CNN global affairs correspondent Elise Labott has been covering the Israel election in depth and took to Facebook
to answer your questions about the election.
I know, right? It's a great mystery as to how the exit polls got it so wrong
. There's one pollster here in Israel named Avi Degani who predicted that Netanyahu would win all along. He said that the polls here in Israel rely too heavily on modern methodology and aren't really suitable for people outside city centers like Tel Aviv.
There's also the question of whether Netanyahu gained more seats because of the 11th-hour push to the right. Part of the explanation is that he cannibalized votes from the other right-wing parties. Also worth noting that Israeli elections always have surprises. In the last election, no one predicted the amazing turnout for Yair Lapid, whose Yesh Atid party won 19 seats. This time, he only won around 11.

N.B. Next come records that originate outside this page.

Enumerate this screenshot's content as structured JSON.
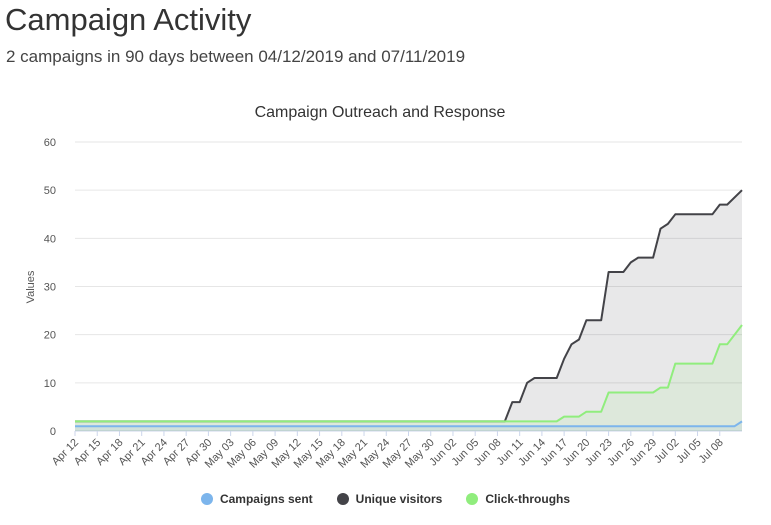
{
  "header": {
    "title": "Campaign Activity",
    "subtitle": "2 campaigns in 90 days between 04/12/2019 and 07/11/2019"
  },
  "chart_data": {
    "type": "area",
    "title": "Campaign Outreach and Response",
    "xlabel": "",
    "ylabel": "Values",
    "ylim": [
      0,
      60
    ],
    "yticks": [
      0,
      10,
      20,
      30,
      40,
      50,
      60
    ],
    "x_start": "2019-04-12",
    "x_end": "2019-07-11",
    "x_tick_labels": [
      "Apr 12",
      "Apr 15",
      "Apr 18",
      "Apr 21",
      "Apr 24",
      "Apr 27",
      "Apr 30",
      "May 03",
      "May 06",
      "May 09",
      "May 12",
      "May 15",
      "May 18",
      "May 21",
      "May 24",
      "May 27",
      "May 30",
      "Jun 02",
      "Jun 05",
      "Jun 08",
      "Jun 11",
      "Jun 14",
      "Jun 17",
      "Jun 20",
      "Jun 23",
      "Jun 26",
      "Jun 29",
      "Jul 02",
      "Jul 05",
      "Jul 08"
    ],
    "grid": true,
    "legend_position": "bottom",
    "series": [
      {
        "name": "Campaigns sent",
        "color": "#7cb5ec",
        "points": [
          [
            "2019-04-12",
            1
          ],
          [
            "2019-07-10",
            1
          ],
          [
            "2019-07-11",
            2
          ]
        ]
      },
      {
        "name": "Unique visitors",
        "color": "#434348",
        "points": [
          [
            "2019-04-12",
            2
          ],
          [
            "2019-06-09",
            2
          ],
          [
            "2019-06-10",
            6
          ],
          [
            "2019-06-11",
            6
          ],
          [
            "2019-06-12",
            10
          ],
          [
            "2019-06-13",
            11
          ],
          [
            "2019-06-16",
            11
          ],
          [
            "2019-06-17",
            15
          ],
          [
            "2019-06-18",
            18
          ],
          [
            "2019-06-19",
            19
          ],
          [
            "2019-06-20",
            23
          ],
          [
            "2019-06-22",
            23
          ],
          [
            "2019-06-23",
            33
          ],
          [
            "2019-06-25",
            33
          ],
          [
            "2019-06-26",
            35
          ],
          [
            "2019-06-27",
            36
          ],
          [
            "2019-06-29",
            36
          ],
          [
            "2019-06-30",
            42
          ],
          [
            "2019-07-01",
            43
          ],
          [
            "2019-07-02",
            45
          ],
          [
            "2019-07-07",
            45
          ],
          [
            "2019-07-08",
            47
          ],
          [
            "2019-07-09",
            47
          ],
          [
            "2019-07-11",
            50
          ]
        ]
      },
      {
        "name": "Click-throughs",
        "color": "#90ed7d",
        "points": [
          [
            "2019-04-12",
            2
          ],
          [
            "2019-06-16",
            2
          ],
          [
            "2019-06-17",
            3
          ],
          [
            "2019-06-19",
            3
          ],
          [
            "2019-06-20",
            4
          ],
          [
            "2019-06-22",
            4
          ],
          [
            "2019-06-23",
            8
          ],
          [
            "2019-06-29",
            8
          ],
          [
            "2019-06-30",
            9
          ],
          [
            "2019-07-01",
            9
          ],
          [
            "2019-07-02",
            14
          ],
          [
            "2019-07-07",
            14
          ],
          [
            "2019-07-08",
            18
          ],
          [
            "2019-07-09",
            18
          ],
          [
            "2019-07-11",
            22
          ]
        ]
      }
    ]
  }
}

2) What does Netanyahu have planned for his next term?
That's the $6 million question. The Obama administration was waiting for the election to be over to see who they would be dealing with. They knew even if Prime Minister Netanyahu won re-election, they would need to re-engage with him. I think both sides realize that the U.S.-Israeli relationship is too important to continue as it has been. But I think the tone Prime Minister Netanyahu sets now will dictate how the White House deals with him.
3) What is Netanyahu's plan regarding the Israeli-Palestinian conflict?
In the final days before the election, Prime Minister Netanyahu made a big push to energize his right-wing base. He promised that there would not be a Palestinian state under his watch
, backtracking from a commitment he made in 2009 for a two-state solution. Now the right wing that helped keep him in office is going to be looking for him to deliver on his campaign pledge. It's not encouraging. Now that he has a new mandate, perhaps he will feel more confident to explore possibilities with Palestinians. However the unilateral moves Palestinians have taken since the collapse of peace talks last summer doesn't give him much encouragement either.
4) Was Netanyahu's statement about not recognizing a Palestinian state a political move to get votes, or a true ideal he wants to hold up?
It's a great question that nobody knows the answer to just yet. Even the Netanyahu camp would admit that they made a conscious effort to reach out to right-wing voters, many of whom do not want to see a Palestinian state.
For many years Netanyahu has at least agreed to negotiate with the Palestinians, even if sometimes actions like continued settlement activity call into question his true commitment. It remains to be seen whether Netanyahu considers his re-election as a mandate from the right to govern in this hard-line way or whether he will try to soften these hard-line positions. In the hard-line way is how he appeared in the final days of the campaign.
5) As an American, what impact do the Israeli election results have on me? In other words, why do I need to care?
I think Israel is a very important ally of the United States in a region where there is a hell of a lot of turmoil. The U.S. looks to Israel as a stable democracy with whom it shares, for the most part, similar values and interests.
Clearly the relationship between Prime Minister Netanyahu and President Obama has soured the ties between the two nations. Whether the two leaders can repair the relationship now that Netanyahu has been re-elected will, in large part, dictate how they work together. As an American, whether the U.S. has a friend in this volatile region does impact our national security.